Polk State Nursing Professors Earn National Publication

Posted on by Polk Newsroom

Two Polk State Nursing professors have recently had their work published, one in a professional journal, the other in a book edited by a world-renowned expert.

Mavra Kear, coordinator of the College’s Bachelor of Science in Nursing and Lakeland Regional Medical Center Endowed Professor in Nursing, was the lead author of “Nursing Shared Governance: Leading a Journey to Excellence,” which appeared in the June edition of the Journal of Nursing Administration. Her co-authors were Janet Fansler, senior vice president, chief nurse executive and chief operating officer at LRMC; Kathy Hunt, director of professional nursing practice at LRMC; and Pamela Duncan, formerly a clinical nurse specialist at LRMC who now works for Moffitt Cancer Center.

The article examines the process LRMC used in engaging its nursing staff in selecting a professional practice model for nursing at the hospital. A professional practice model is a framework for nurses, defining their goals and values in delivering patient care. As the article explains, involving the nursing staff in the process of adopting a professional practice model created a sense of excitement and ownership among the nurses.

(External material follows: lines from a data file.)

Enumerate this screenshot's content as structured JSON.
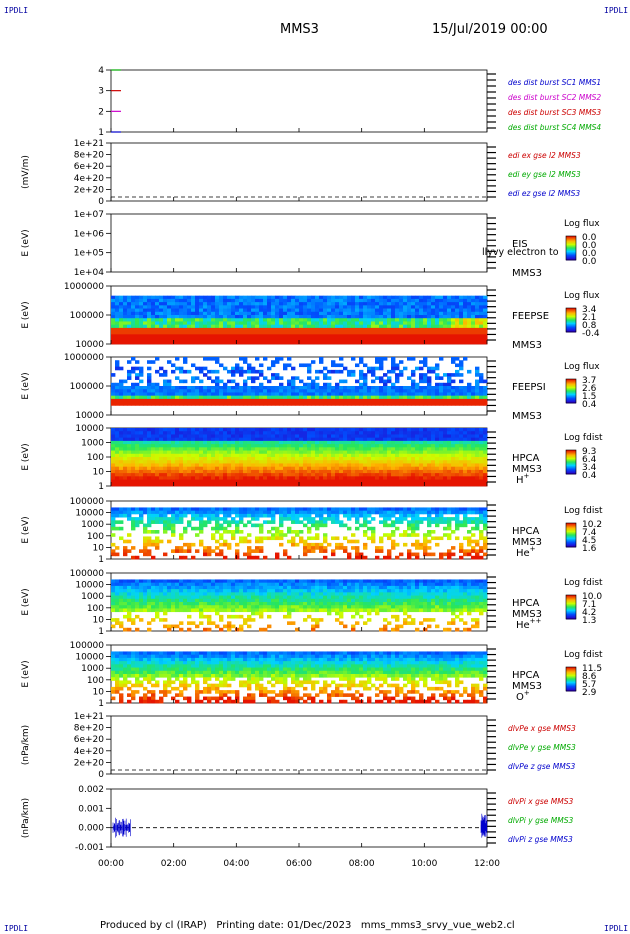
{
  "header": {
    "corner_tl": "IPDLI",
    "corner_tr": "IPDLI",
    "corner_bl": "IPDLI",
    "corner_br": "IPDLI",
    "spacecraft": "MMS3",
    "date_time": "15/Jul/2019 00:00"
  },
  "footer": {
    "produced_by": "Produced by cl (IRAP)",
    "printing_date": "Printing date: 01/Dec/2023",
    "file_name": "mms_mms3_srvy_vue_web2.cl"
  },
  "x_axis": {
    "ticks": [
      "00:00",
      "02:00",
      "04:00",
      "06:00",
      "08:00",
      "10:00",
      "12:00"
    ],
    "range_hours": [
      0,
      12
    ]
  },
  "chart_data": [
    {
      "id": "p1",
      "type": "line",
      "yticks": [
        "4",
        "3",
        "2",
        "1"
      ],
      "legend": [
        {
          "text": "des dist burst SC1 MMS1",
          "color": "#0000cc"
        },
        {
          "text": "des dist burst SC2 MMS2",
          "color": "#cc00cc"
        },
        {
          "text": "des dist burst SC3 MMS3",
          "color": "#cc0000"
        },
        {
          "text": "des dist burst SC4 MMS4",
          "color": "#00aa00"
        }
      ],
      "marks": [
        {
          "y": 4,
          "color": "#00aa00"
        },
        {
          "y": 3,
          "color": "#cc0000"
        },
        {
          "y": 2,
          "color": "#cc00cc"
        },
        {
          "y": 1,
          "color": "#0000cc"
        }
      ]
    },
    {
      "id": "p2",
      "type": "line",
      "ylabel": "(mV/m)",
      "yticks": [
        "1e+21",
        "8e+20",
        "6e+20",
        "4e+20",
        "2e+20",
        "0"
      ],
      "legend": [
        {
          "text": "edi ex gse l2 MMS3",
          "color": "#cc0000"
        },
        {
          "text": "edi ey gse l2 MMS3",
          "color": "#00aa00"
        },
        {
          "text": "edi ez gse l2 MMS3",
          "color": "#0000cc"
        }
      ]
    },
    {
      "id": "p3",
      "type": "heatmap",
      "ylabel": "E (eV)",
      "yticks": [
        "1e+07",
        "1e+06",
        "1e+05",
        "1e+04"
      ],
      "instrument": "EIS",
      "sc": "MMS3",
      "overlay_text": "llyvy electron to",
      "cb_title": "Log flux",
      "cb_values": [
        "0.0",
        "0.0",
        "0.0",
        "0.0"
      ]
    },
    {
      "id": "p4",
      "type": "heatmap",
      "ylabel": "E (eV)",
      "yticks": [
        "1000000",
        "100000",
        "10000"
      ],
      "instrument": "FEEPSE",
      "sc": "MMS3",
      "cb_title": "Log flux",
      "cb_values": [
        "3.4",
        "2.1",
        "0.8",
        "-0.4"
      ]
    },
    {
      "id": "p5",
      "type": "heatmap",
      "ylabel": "E (eV)",
      "yticks": [
        "1000000",
        "100000",
        "10000"
      ],
      "instrument": "FEEPSI",
      "sc": "MMS3",
      "cb_title": "Log flux",
      "cb_values": [
        "3.7",
        "2.6",
        "1.5",
        "0.4"
      ]
    },
    {
      "id": "p6",
      "type": "heatmap",
      "ylabel": "E (eV)",
      "yticks": [
        "10000",
        "1000",
        "100",
        "10",
        "1"
      ],
      "instrument": "HPCA",
      "sc": "MMS3",
      "species": "H",
      "charge": "+",
      "cb_title": "Log fdist",
      "cb_values": [
        "9.3",
        "6.4",
        "3.4",
        "0.4"
      ]
    },
    {
      "id": "p7",
      "type": "heatmap",
      "ylabel": "E (eV)",
      "yticks": [
        "100000",
        "10000",
        "1000",
        "100",
        "10",
        "1"
      ],
      "instrument": "HPCA",
      "sc": "MMS3",
      "species": "He",
      "charge": "+",
      "cb_title": "Log fdist",
      "cb_values": [
        "10.2",
        "7.4",
        "4.5",
        "1.6"
      ]
    },
    {
      "id": "p8",
      "type": "heatmap",
      "ylabel": "E (eV)",
      "yticks": [
        "100000",
        "10000",
        "1000",
        "100",
        "10",
        "1"
      ],
      "instrument": "HPCA",
      "sc": "MMS3",
      "species": "He",
      "charge": "++",
      "cb_title": "Log fdist",
      "cb_values": [
        "10.0",
        "7.1",
        "4.2",
        "1.3"
      ]
    },
    {
      "id": "p9",
      "type": "heatmap",
      "ylabel": "E (eV)",
      "yticks": [
        "100000",
        "10000",
        "1000",
        "100",
        "10",
        "1"
      ],
      "instrument": "HPCA",
      "sc": "MMS3",
      "species": "O",
      "charge": "+",
      "cb_title": "Log fdist",
      "cb_values": [
        "11.5",
        "8.6",
        "5.7",
        "2.9"
      ]
    },
    {
      "id": "p10",
      "type": "line",
      "ylabel": "(nPa/km)",
      "yticks": [
        "1e+21",
        "8e+20",
        "6e+20",
        "4e+20",
        "2e+20",
        "0"
      ],
      "legend": [
        {
          "text": "dlvPe x gse MMS3",
          "color": "#cc0000"
        },
        {
          "text": "dlvPe y gse MMS3",
          "color": "#00aa00"
        },
        {
          "text": "dlvPe z gse MMS3",
          "color": "#0000cc"
        }
      ]
    },
    {
      "id": "p11",
      "type": "line",
      "ylabel": "(nPa/km)",
      "yticks": [
        "0.002",
        "0.001",
        "0.000",
        "-0.001"
      ],
      "legend": [
        {
          "text": "dlvPi x gse MMS3",
          "color": "#cc0000"
        },
        {
          "text": "dlvPi y gse MMS3",
          "color": "#00aa00"
        },
        {
          "text": "dlvPi z gse MMS3",
          "color": "#0000cc"
        }
      ]
    }
  ]
}
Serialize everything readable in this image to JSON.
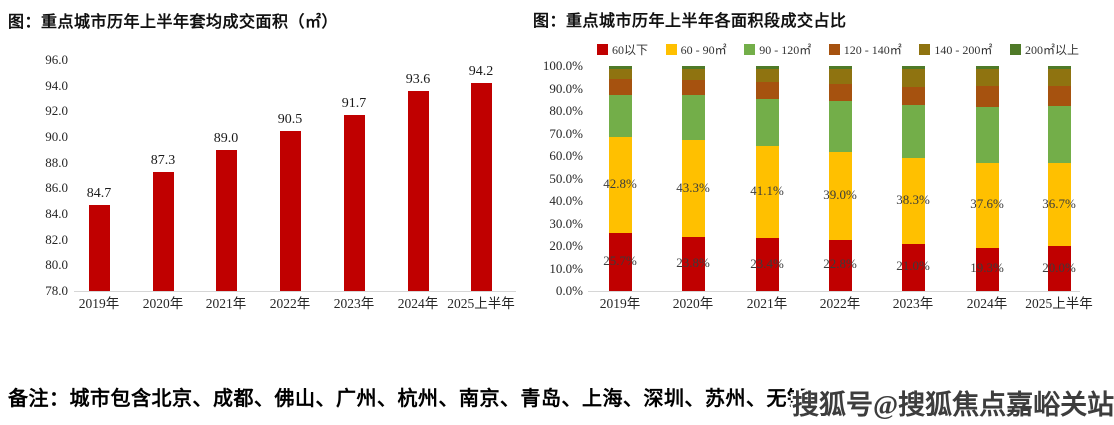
{
  "note": {
    "text": "备注：城市包含北京、成都、佛山、广州、杭州、南京、青岛、上海、深圳、苏州、无锡"
  },
  "watermark": {
    "text": "搜狐号@搜狐焦点嘉峪关站"
  },
  "chart_data": [
    {
      "type": "bar",
      "title": "图：重点城市历年上半年套均成交面积（㎡）",
      "categories": [
        "2019年",
        "2020年",
        "2021年",
        "2022年",
        "2023年",
        "2024年",
        "2025上半年"
      ],
      "values": [
        84.7,
        87.3,
        89.0,
        90.5,
        91.7,
        93.6,
        94.2
      ],
      "data_labels": [
        "84.7",
        "87.3",
        "89.0",
        "90.5",
        "91.7",
        "93.6",
        "94.2"
      ],
      "ylim": [
        78.0,
        96.0
      ],
      "yticks": [
        "96.0",
        "94.0",
        "92.0",
        "90.0",
        "88.0",
        "86.0",
        "84.0",
        "82.0",
        "80.0",
        "78.0"
      ],
      "bar_color": "#C00000",
      "grid": false,
      "legend": "none"
    },
    {
      "type": "stacked-bar",
      "title": "图：重点城市历年上半年各面积段成交占比",
      "categories": [
        "2019年",
        "2020年",
        "2021年",
        "2022年",
        "2023年",
        "2024年",
        "2025上半年"
      ],
      "ylim": [
        0,
        100
      ],
      "yticks": [
        "100.0%",
        "90.0%",
        "80.0%",
        "70.0%",
        "60.0%",
        "50.0%",
        "40.0%",
        "30.0%",
        "20.0%",
        "10.0%",
        "0.0%"
      ],
      "grid": false,
      "legend_position": "top",
      "series": [
        {
          "name": "60以下",
          "color": "#C00000",
          "values": [
            25.7,
            23.8,
            23.4,
            22.8,
            21.0,
            19.3,
            20.0
          ],
          "labels": [
            "25.7%",
            "23.8%",
            "23.4%",
            "22.8%",
            "21.0%",
            "19.3%",
            "20.0%"
          ]
        },
        {
          "name": "60 - 90㎡",
          "color": "#FFC000",
          "values": [
            42.8,
            43.3,
            41.1,
            39.0,
            38.3,
            37.6,
            36.7
          ],
          "labels": [
            "42.8%",
            "43.3%",
            "41.1%",
            "39.0%",
            "38.3%",
            "37.6%",
            "36.7%"
          ]
        },
        {
          "name": "90 - 120㎡",
          "color": "#73AE49",
          "values": [
            18.8,
            19.9,
            21.0,
            22.6,
            23.2,
            25.0,
            25.4
          ]
        },
        {
          "name": "120 - 140㎡",
          "color": "#A6520F",
          "values": [
            7.1,
            6.7,
            7.5,
            7.5,
            8.2,
            9.4,
            8.9
          ]
        },
        {
          "name": "140 - 200㎡",
          "color": "#8F7310",
          "values": [
            4.4,
            4.9,
            5.5,
            6.9,
            8.0,
            7.4,
            7.7
          ]
        },
        {
          "name": "200㎡以上",
          "color": "#4F7A28",
          "values": [
            1.2,
            1.4,
            1.5,
            1.2,
            1.3,
            1.3,
            1.3
          ]
        }
      ]
    }
  ]
}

Kear has previously published articles in the Journal of Nursing Education, Journal of Community Health Nursing, and The Florida Nurse.

Also recently published is Mimi Jenko, a professor in the College’s BSN program, who wrote a chapter in the book Techniques of Grief Therapy, which was published in April. Jenko’s chapter, “Life Review,” focuses on practices that can be used to counsel individuals in bereavement after the death of a family member or other loss.

The book was edited by Robert Neimeyer, a professor in the psychotherapy research area of the Department of Psychology at the University of Memphis who has published 25 books and is the editor of two international journals.

Jenko’s previously published articles include “Broken Hearts — Healing Hearts: The Development and Facilitation of a Grief Support Workshop for Hospital Employees,” which was published in the Journal of Hospice and Palliative Nursing in 2011.

Kear and Jenko are both Registered Nurses. Kear has a doctorate in nursing. Jenko was recently accepted to the Doctor of Nursing Practice program at Duke University.

Polk State Nursing Director Annette Hutcherson congratulated Kear and Jenko on their published works.

“It shows their professionalism and dedication to the profession and maintaining a high quality of practice in the profession. It also shows their commitment to themselves from the standpoint of continuing to further their own professional development,” she said.

Polk State’s Nursing Program is one of several Health Sciences programs offered by the College. The Nursing Program offers Associate in Science and Bachelor of Science degrees, and serves approximately 400 students in any given term. Approximately 60 percent of Polk County’s Registered Nurses graduated from Polk State.